Some planets are much larger than anything else you’d find in the solar system and while Jupiter is by far the largest in ours, is there an upper limit to how big planets can be? Adding extra mass to Jupiter would only make it smaller as too much mass compact together in one object will cause lighter elements in its core to fuse into heavier ones.
To initiate hydrogen burning in an object’s core it would take around 75-80 times the mass of Jupiter to do it. But then you would have a star. Stars called brown dwarfs (weighing in at around 13-80 solar masses) fuse deuterium+deuterium into helium-3 or tritium and in doing so achieve a much greater mass while remaining a similar size to Jupiter. Much lower than that, at around 14 times the mass of Jupiter deuterium fusion is initiated and energy is self-generated using leftover fuel from the Big Bang.

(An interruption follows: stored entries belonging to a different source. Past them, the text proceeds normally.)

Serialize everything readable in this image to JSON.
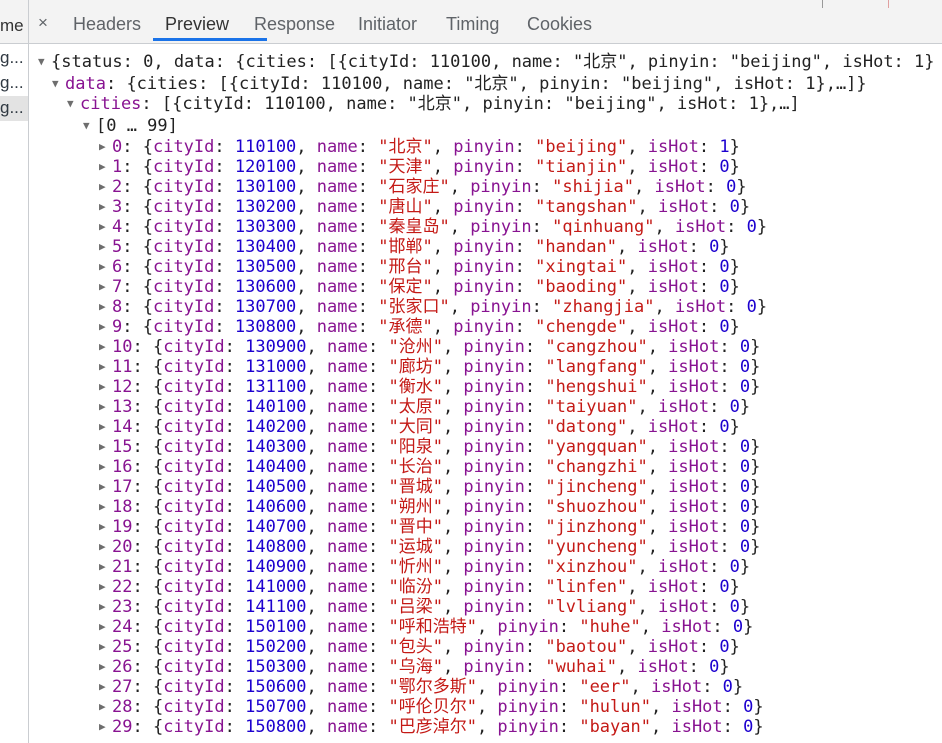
{
  "sidebar": {
    "header": "me",
    "rows": [
      "g...",
      "g...",
      "g..."
    ]
  },
  "tabs": {
    "close": "×",
    "items": [
      {
        "label": "Headers",
        "active": false
      },
      {
        "label": "Preview",
        "active": true
      },
      {
        "label": "Response",
        "active": false
      },
      {
        "label": "Initiator",
        "active": false
      },
      {
        "label": "Timing",
        "active": false
      },
      {
        "label": "Cookies",
        "active": false
      }
    ]
  },
  "preview": {
    "root_summary": "{status: 0, data: {cities: [{cityId: 110100, name: \"北京\", pinyin: \"beijing\", isHot: 1}",
    "data_summary": "{cities: [{cityId: 110100, name: \"北京\", pinyin: \"beijing\", isHot: 1},…]}",
    "cities_summary": "[{cityId: 110100, name: \"北京\", pinyin: \"beijing\", isHot: 1},…]",
    "range_label": "[0 … 99]",
    "keys": {
      "data": "data",
      "cities": "cities"
    },
    "field_names": {
      "id": "cityId",
      "name": "name",
      "pinyin": "pinyin",
      "hot": "isHot"
    },
    "cities": [
      {
        "index": "0",
        "cityId": "110100",
        "name": "\"北京\"",
        "pinyin": "\"beijing\"",
        "isHot": "1"
      },
      {
        "index": "1",
        "cityId": "120100",
        "name": "\"天津\"",
        "pinyin": "\"tianjin\"",
        "isHot": "0"
      },
      {
        "index": "2",
        "cityId": "130100",
        "name": "\"石家庄\"",
        "pinyin": "\"shijia\"",
        "isHot": "0"
      },
      {
        "index": "3",
        "cityId": "130200",
        "name": "\"唐山\"",
        "pinyin": "\"tangshan\"",
        "isHot": "0"
      },
      {
        "index": "4",
        "cityId": "130300",
        "name": "\"秦皇岛\"",
        "pinyin": "\"qinhuang\"",
        "isHot": "0"
      },
      {
        "index": "5",
        "cityId": "130400",
        "name": "\"邯郸\"",
        "pinyin": "\"handan\"",
        "isHot": "0"
      },
      {
        "index": "6",
        "cityId": "130500",
        "name": "\"邢台\"",
        "pinyin": "\"xingtai\"",
        "isHot": "0"
      },
      {
        "index": "7",
        "cityId": "130600",
        "name": "\"保定\"",
        "pinyin": "\"baoding\"",
        "isHot": "0"
      },
      {
        "index": "8",
        "cityId": "130700",
        "name": "\"张家口\"",
        "pinyin": "\"zhangjia\"",
        "isHot": "0"
      },
      {
        "index": "9",
        "cityId": "130800",
        "name": "\"承德\"",
        "pinyin": "\"chengde\"",
        "isHot": "0"
      },
      {
        "index": "10",
        "cityId": "130900",
        "name": "\"沧州\"",
        "pinyin": "\"cangzhou\"",
        "isHot": "0"
      },
      {
        "index": "11",
        "cityId": "131000",
        "name": "\"廊坊\"",
        "pinyin": "\"langfang\"",
        "isHot": "0"
      },
      {
        "index": "12",
        "cityId": "131100",
        "name": "\"衡水\"",
        "pinyin": "\"hengshui\"",
        "isHot": "0"
      },
      {
        "index": "13",
        "cityId": "140100",
        "name": "\"太原\"",
        "pinyin": "\"taiyuan\"",
        "isHot": "0"
      },
      {
        "index": "14",
        "cityId": "140200",
        "name": "\"大同\"",
        "pinyin": "\"datong\"",
        "isHot": "0"
      },
      {
        "index": "15",
        "cityId": "140300",
        "name": "\"阳泉\"",
        "pinyin": "\"yangquan\"",
        "isHot": "0"
      },
      {
        "index": "16",
        "cityId": "140400",
        "name": "\"长治\"",
        "pinyin": "\"changzhi\"",
        "isHot": "0"
      },
      {
        "index": "17",
        "cityId": "140500",
        "name": "\"晋城\"",
        "pinyin": "\"jincheng\"",
        "isHot": "0"
      },
      {
        "index": "18",
        "cityId": "140600",
        "name": "\"朔州\"",
        "pinyin": "\"shuozhou\"",
        "isHot": "0"
      },
      {
        "index": "19",
        "cityId": "140700",
        "name": "\"晋中\"",
        "pinyin": "\"jinzhong\"",
        "isHot": "0"
      },
      {
        "index": "20",
        "cityId": "140800",
        "name": "\"运城\"",
        "pinyin": "\"yuncheng\"",
        "isHot": "0"
      },
      {
        "index": "21",
        "cityId": "140900",
        "name": "\"忻州\"",
        "pinyin": "\"xinzhou\"",
        "isHot": "0"
      },
      {
        "index": "22",
        "cityId": "141000",
        "name": "\"临汾\"",
        "pinyin": "\"linfen\"",
        "isHot": "0"
      },
      {
        "index": "23",
        "cityId": "141100",
        "name": "\"吕梁\"",
        "pinyin": "\"lvliang\"",
        "isHot": "0"
      },
      {
        "index": "24",
        "cityId": "150100",
        "name": "\"呼和浩特\"",
        "pinyin": "\"huhe\"",
        "isHot": "0"
      },
      {
        "index": "25",
        "cityId": "150200",
        "name": "\"包头\"",
        "pinyin": "\"baotou\"",
        "isHot": "0"
      },
      {
        "index": "26",
        "cityId": "150300",
        "name": "\"乌海\"",
        "pinyin": "\"wuhai\"",
        "isHot": "0"
      },
      {
        "index": "27",
        "cityId": "150600",
        "name": "\"鄂尔多斯\"",
        "pinyin": "\"eer\"",
        "isHot": "0"
      },
      {
        "index": "28",
        "cityId": "150700",
        "name": "\"呼伦贝尔\"",
        "pinyin": "\"hulun\"",
        "isHot": "0"
      },
      {
        "index": "29",
        "cityId": "150800",
        "name": "\"巴彦淖尔\"",
        "pinyin": "\"bayan\"",
        "isHot": "0"
      }
    ]
  }
}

Gliese 229 is a red dwarf star that is orbited by a brown dwarf called Gliese 229b that fuses deuterium only. Gliese 229b may be about 20 times the mass of Jupiter but it’s only about 47% of its radius. The line then between a brown dwarf and a gas giant is what defines the biggest planet and therefore must peak at a mass between that of Saturn and Jupiter. Physical size is different though as brown dwarfs are actually smaller than the biggest gas giants.

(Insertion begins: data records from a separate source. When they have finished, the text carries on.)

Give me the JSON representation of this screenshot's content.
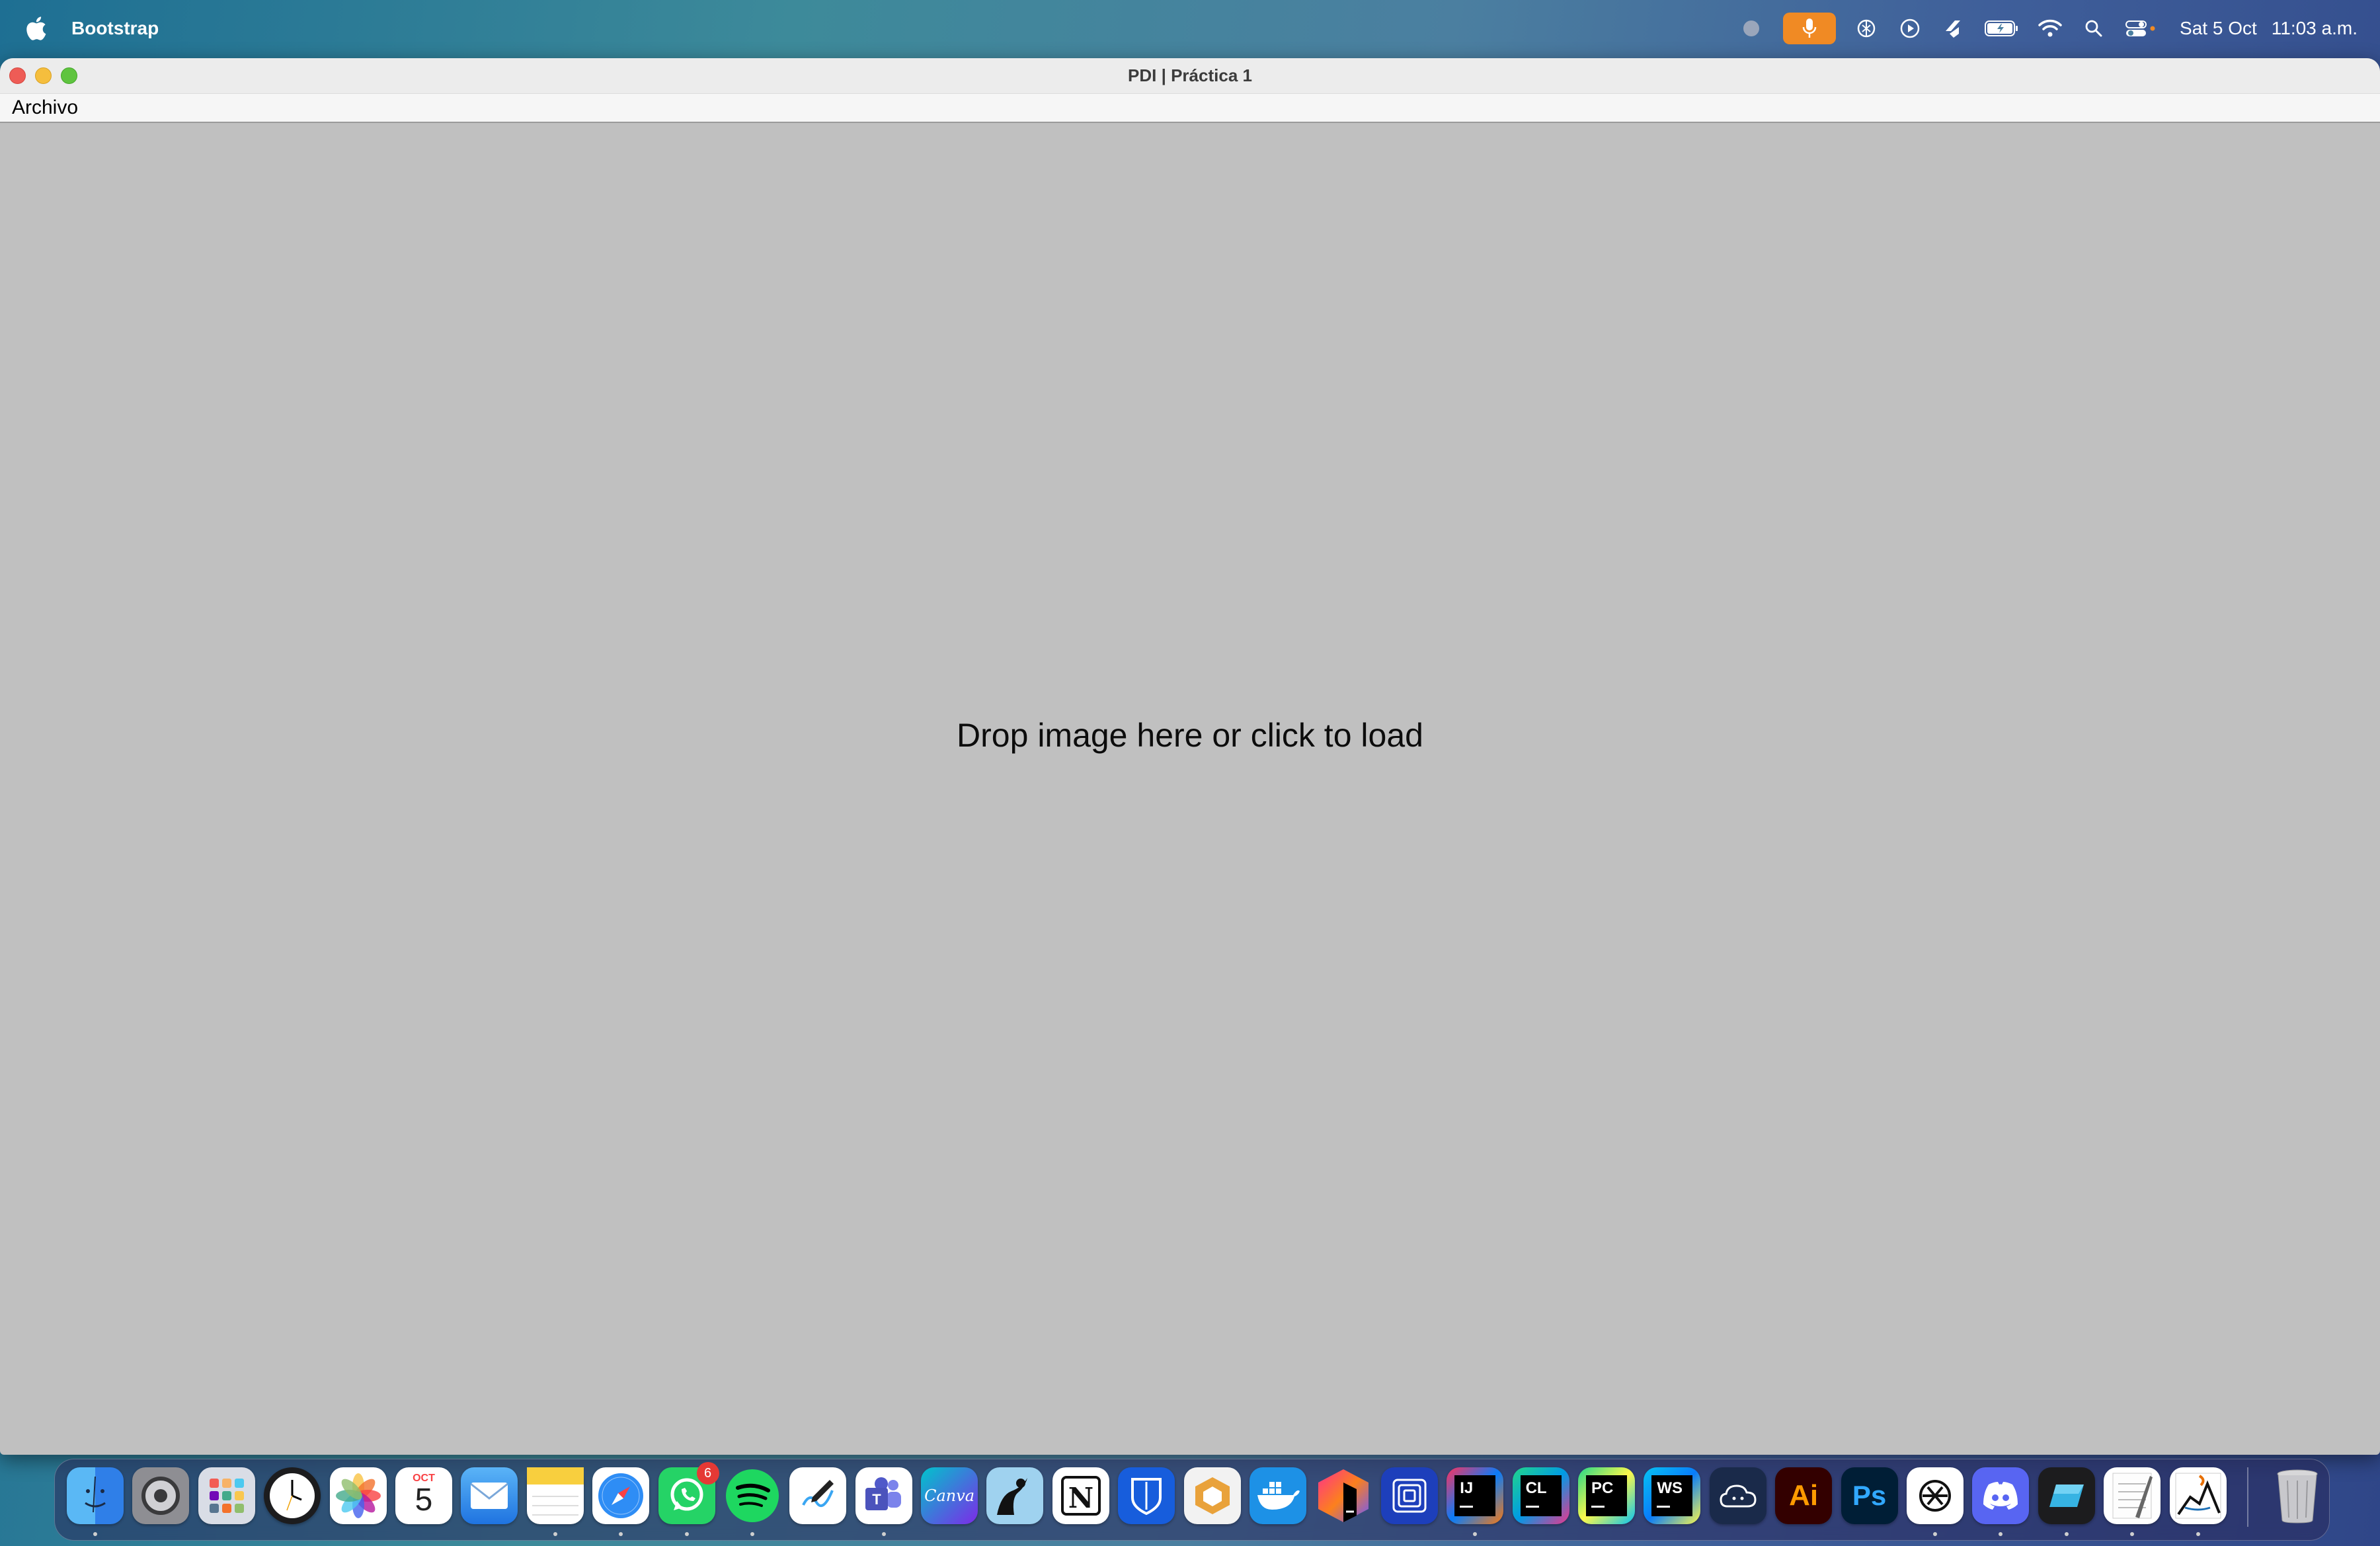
{
  "menubar": {
    "app_name": "Bootstrap",
    "date": "Sat 5 Oct",
    "time": "11:03 a.m.",
    "status_icons": [
      "record-indicator-icon",
      "microphone-icon",
      "chatgpt-icon",
      "play-circle-icon",
      "shortcut-icon",
      "battery-icon",
      "wifi-icon",
      "spotlight-search-icon",
      "control-center-icon"
    ]
  },
  "window": {
    "title": "PDI | Práctica 1",
    "menu": {
      "archivo": "Archivo"
    },
    "drop_zone_text": "Drop image here or click to load"
  },
  "dock": {
    "calendar": {
      "month": "OCT",
      "day": "5"
    },
    "whatsapp_badge": "6",
    "apps": [
      "finder",
      "system-settings",
      "launchpad",
      "clock",
      "photos",
      "calendar",
      "mail",
      "notes",
      "safari",
      "whatsapp",
      "spotify",
      "freeform",
      "teams",
      "canva",
      "kindle",
      "notion",
      "bitwarden",
      "dropzone",
      "docker",
      "jetbrains-toolbox",
      "framer",
      "intellij-idea",
      "clion",
      "pycharm",
      "webstorm",
      "ollama",
      "illustrator",
      "photoshop",
      "chatgpt",
      "discord",
      "xcode-like",
      "textedit",
      "java-launcher",
      "trash"
    ]
  }
}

Once a planet gets above a certain mass the atoms inside start to compress, adding more mass, and shrinking the planet as a result. One of the biggest we know about is the exoplanet Kepler-39b. It has a mass around 18 times that of Jupiter but is only around 22 percent bigger in terms of radius. So, we now know, the largest planets can, in fact, be much bigger than Jupiter before eventually becoming stars.